As mentioned before, both the Freiburg School and the Virginia School focus on rules and the choice amongst rules. Jan Schnellenbach (2023) describes the Freiburg School’s arguments in favor of rule-based economic policy as well as their specific policy prescriptions. He notes that despite the school’s general emphasis on rule-based policy, Eucken’s core principles of a free market economy also include discretionary interventions.

The contribution of Roland Fritz, Nils Goldschmidt and Matthias Störring (2023) is concerned with the question of what distinguishes German ordoliberalism from the Anglo-Saxon variety of neoliberalism. They show that ordoliberals pay particular attention to the fact that the functioning of markets depends, in part, on the broader social and cultural context in which they are embedded.

The next papers engage with criticisms of the two schools. Michael Munger and Georg Vanberg (2023) investigate a frequent criticism of constitutional political economy, namely that the unanimity requirement favors the status quo over alternative political arrangements. The authors clarify the meaning and importance of this criticism while also pointing out the issues associated with moving away from voluntary agreement as the criterion for the desirability of policy changes.

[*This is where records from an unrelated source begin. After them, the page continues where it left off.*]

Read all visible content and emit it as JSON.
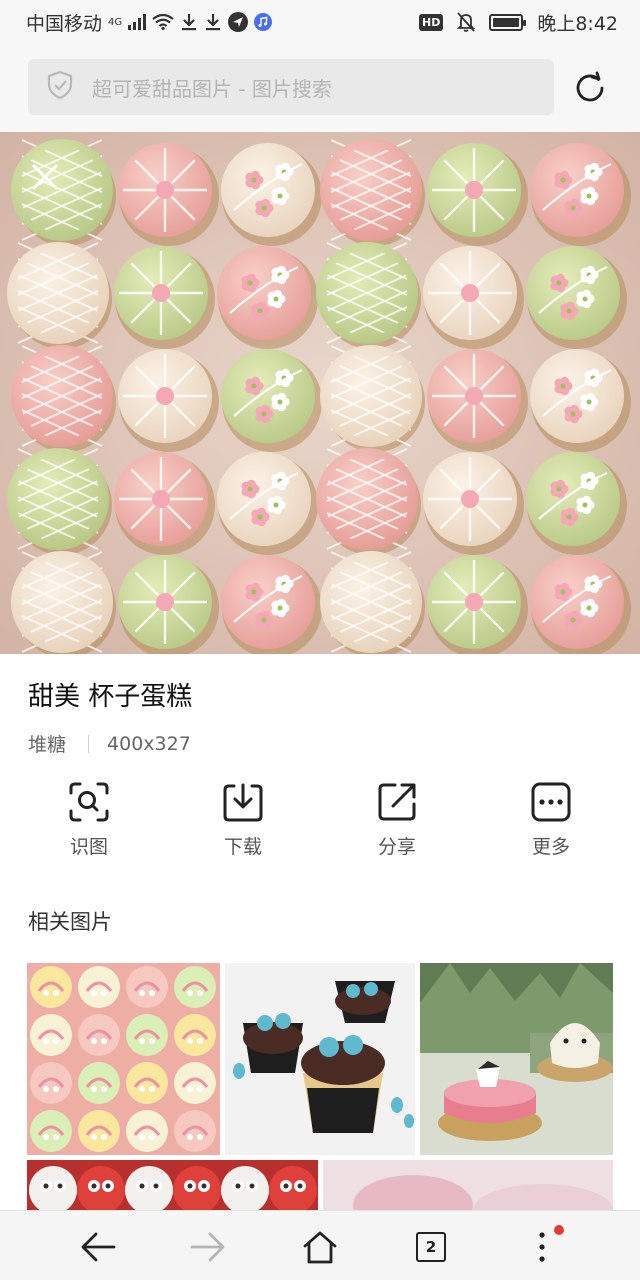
{
  "status_bar": {
    "carrier": "中国移动",
    "network": "4G",
    "hd": "HD",
    "time": "晚上8:42"
  },
  "search": {
    "text": "超可爱甜品图片 - 图片搜索",
    "icon": "shield-icon",
    "refresh_icon": "refresh-icon"
  },
  "image": {
    "title": "甜美 杯子蛋糕",
    "source": "堆糖",
    "dimensions": "400x327"
  },
  "actions": [
    {
      "label": "识图",
      "icon": "scan-search-icon"
    },
    {
      "label": "下载",
      "icon": "download-icon"
    },
    {
      "label": "分享",
      "icon": "share-icon"
    },
    {
      "label": "更多",
      "icon": "more-icon"
    }
  ],
  "related": {
    "title": "相关图片"
  },
  "bottom_nav": {
    "tab_count": "2",
    "items": [
      "back-icon",
      "forward-icon",
      "home-icon",
      "tabs-icon",
      "menu-icon"
    ]
  },
  "colors": {
    "cupcake_pink": "#f0b7b2",
    "cupcake_green": "#cddc9e",
    "cupcake_cream": "#f6e7d5",
    "notification_dot": "#e53935"
  }
}
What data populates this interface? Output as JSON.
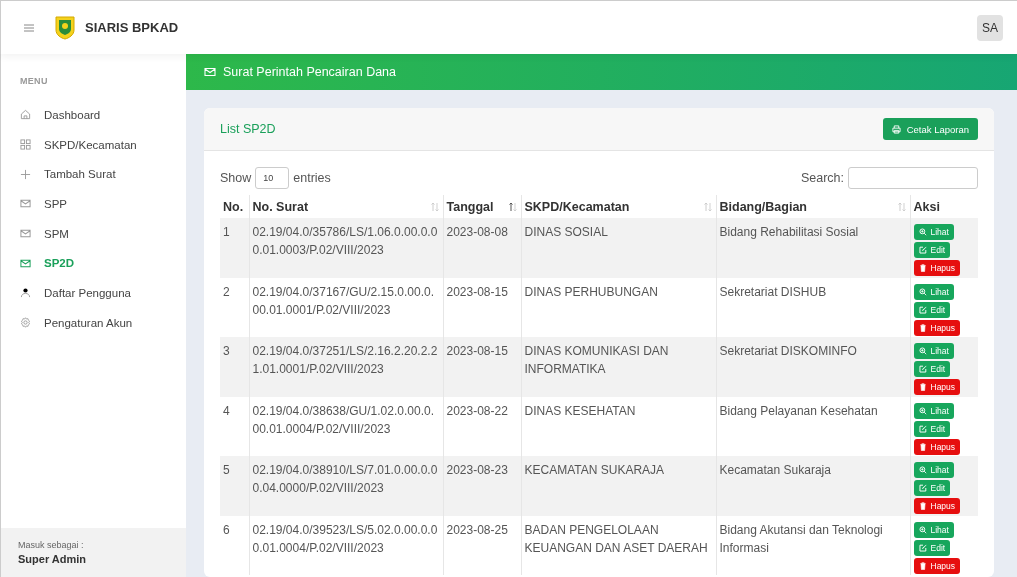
{
  "app": {
    "title": "SIARIS BPKAD",
    "avatar": "SA"
  },
  "sidebar": {
    "heading": "MENU",
    "items": [
      {
        "label": "Dashboard",
        "kind": "home",
        "selected": false
      },
      {
        "label": "SKPD/Kecamatan",
        "kind": "grid",
        "selected": false
      },
      {
        "label": "Tambah Surat",
        "kind": "plus",
        "selected": false
      },
      {
        "label": "SPP",
        "kind": "mail",
        "selected": false
      },
      {
        "label": "SPM",
        "kind": "mail",
        "selected": false
      },
      {
        "label": "SP2D",
        "kind": "mail",
        "selected": true
      },
      {
        "label": "Daftar Pengguna",
        "kind": "user",
        "selected": false
      },
      {
        "label": "Pengaturan Akun",
        "kind": "gear",
        "selected": false
      }
    ],
    "footer": {
      "caption": "Masuk sebagai :",
      "role": "Super Admin"
    }
  },
  "banner": {
    "title": "Surat Perintah Pencairan Dana"
  },
  "card": {
    "title": "List SP2D",
    "print_button": "Cetak Laporan"
  },
  "controls": {
    "show_label": "Show",
    "page_size": "10",
    "entries_label": "entries",
    "search_label": "Search:"
  },
  "table": {
    "columns": [
      {
        "label": "No.",
        "sortable": false,
        "sorted": false
      },
      {
        "label": "No. Surat",
        "sortable": true,
        "sorted": false
      },
      {
        "label": "Tanggal",
        "sortable": true,
        "sorted": true
      },
      {
        "label": "SKPD/Kecamatan",
        "sortable": true,
        "sorted": false
      },
      {
        "label": "Bidang/Bagian",
        "sortable": true,
        "sorted": false
      },
      {
        "label": "Aksi",
        "sortable": false,
        "sorted": false
      }
    ],
    "rows": [
      {
        "no": "1",
        "surat": "02.19/04.0/35786/LS/1.06.0.00.0.00.01.0003/P.02/VIII/2023",
        "tanggal": "2023-08-08",
        "skpd": "DINAS SOSIAL",
        "bidang": "Bidang Rehabilitasi Sosial",
        "actions": [
          {
            "kind": "view",
            "label": "Lihat"
          },
          {
            "kind": "edit",
            "label": "Edit"
          },
          {
            "kind": "delete",
            "label": "Hapus"
          }
        ]
      },
      {
        "no": "2",
        "surat": "02.19/04.0/37167/GU/2.15.0.00.0.00.01.0001/P.02/VIII/2023",
        "tanggal": "2023-08-15",
        "skpd": "DINAS PERHUBUNGAN",
        "bidang": "Sekretariat DISHUB",
        "actions": [
          {
            "kind": "view",
            "label": "Lihat"
          },
          {
            "kind": "edit",
            "label": "Edit"
          },
          {
            "kind": "delete",
            "label": "Hapus"
          }
        ]
      },
      {
        "no": "3",
        "surat": "02.19/04.0/37251/LS/2.16.2.20.2.21.01.0001/P.02/VIII/2023",
        "tanggal": "2023-08-15",
        "skpd": "DINAS KOMUNIKASI DAN INFORMATIKA",
        "bidang": "Sekretariat DISKOMINFO",
        "actions": [
          {
            "kind": "view",
            "label": "Lihat"
          },
          {
            "kind": "edit",
            "label": "Edit"
          },
          {
            "kind": "delete",
            "label": "Hapus"
          }
        ]
      },
      {
        "no": "4",
        "surat": "02.19/04.0/38638/GU/1.02.0.00.0.00.01.0004/P.02/VIII/2023",
        "tanggal": "2023-08-22",
        "skpd": "DINAS KESEHATAN",
        "bidang": "Bidang Pelayanan Kesehatan",
        "actions": [
          {
            "kind": "view",
            "label": "Lihat"
          },
          {
            "kind": "edit",
            "label": "Edit"
          },
          {
            "kind": "delete",
            "label": "Hapus"
          }
        ]
      },
      {
        "no": "5",
        "surat": "02.19/04.0/38910/LS/7.01.0.00.0.00.04.0000/P.02/VIII/2023",
        "tanggal": "2023-08-23",
        "skpd": "KECAMATAN SUKARAJA",
        "bidang": "Kecamatan Sukaraja",
        "actions": [
          {
            "kind": "view",
            "label": "Lihat"
          },
          {
            "kind": "edit",
            "label": "Edit"
          },
          {
            "kind": "delete",
            "label": "Hapus"
          }
        ]
      },
      {
        "no": "6",
        "surat": "02.19/04.0/39523/LS/5.02.0.00.0.00.01.0004/P.02/VIII/2023",
        "tanggal": "2023-08-25",
        "skpd": "BADAN PENGELOLAAN KEUANGAN DAN ASET DAERAH",
        "bidang": "Bidang Akutansi dan Teknologi Informasi",
        "actions": [
          {
            "kind": "view",
            "label": "Lihat"
          },
          {
            "kind": "edit",
            "label": "Edit"
          },
          {
            "kind": "delete",
            "label": "Hapus"
          }
        ]
      }
    ]
  }
}
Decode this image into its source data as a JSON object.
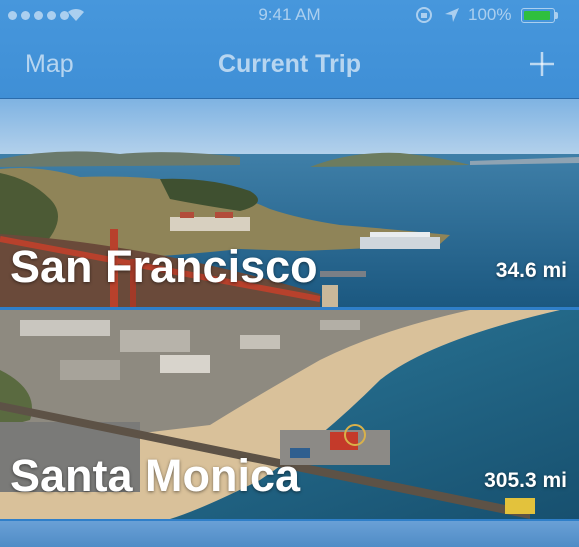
{
  "status_bar": {
    "time": "9:41 AM",
    "battery_percent": "100%",
    "signal_icon": "signal-dots-icon",
    "wifi_icon": "wifi-icon",
    "location_icon": "location-arrow-icon",
    "rotation_lock_icon": "rotation-lock-icon",
    "battery_icon": "battery-icon",
    "battery_level": 1.0
  },
  "nav_bar": {
    "left_label": "Map",
    "title": "Current Trip",
    "add_icon": "plus-icon"
  },
  "trips": [
    {
      "city": "San Francisco",
      "distance": "34.6 mi"
    },
    {
      "city": "Santa Monica",
      "distance": "305.3 mi"
    }
  ],
  "colors": {
    "nav_blue": "#4393da",
    "battery_green": "#2fbf3e",
    "ocean": "#1f6592",
    "sand": "#d9c19a"
  }
}
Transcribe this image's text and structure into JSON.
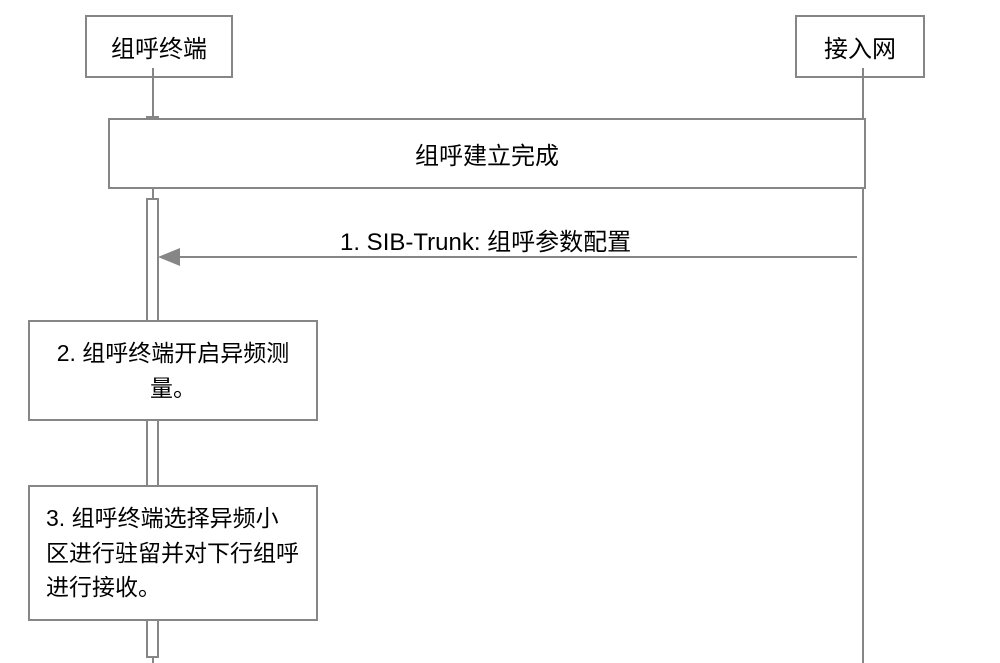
{
  "participants": {
    "left": "组呼终端",
    "right": "接入网"
  },
  "combined": "组呼建立完成",
  "message1": "1. SIB-Trunk: 组呼参数配置",
  "step2": "2. 组呼终端开启异频测量。",
  "step3": "3. 组呼终端选择异频小区进行驻留并对下行组呼进行接收。"
}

Malte Dold and Tim Krieger (2023) recount the debate about the supposed “ordoliberalization” of Europe during the Eurozone crisis. Looking back, they find that countries’ ideological convictions hardly influenced their crisis responses. The authors also discuss ways in which ordoliberals themselves contributed to the politically motivated abuse of their research program.

The constitutionalism of the Freiburg School and the Virginia School corresponds well with the classical liberal views of their founders. However, at least the early ordoliberals perceived a tension between their emphasis on constitutional limitations to government power and democratic decision-making. Ekkehard Köhler and Daniel Nientiedt (2023) investigate whether this makes Eucken a representative of an authoritarian (i.e., anti-democratic) liberalism. They negate the claim.

Jerg Gutmann and Stefan Voigt (2023) close the special issue with a paper on positive constitutional economics by asking how constitutions could be made more resilient against the attempts by would-be autocrats to undermine them. Referencing Karl Loewenstein’s concept of militant democracy (in the sense of a defensive democracy), they refer to such an attempt at constitutional design as militant constitutionalism.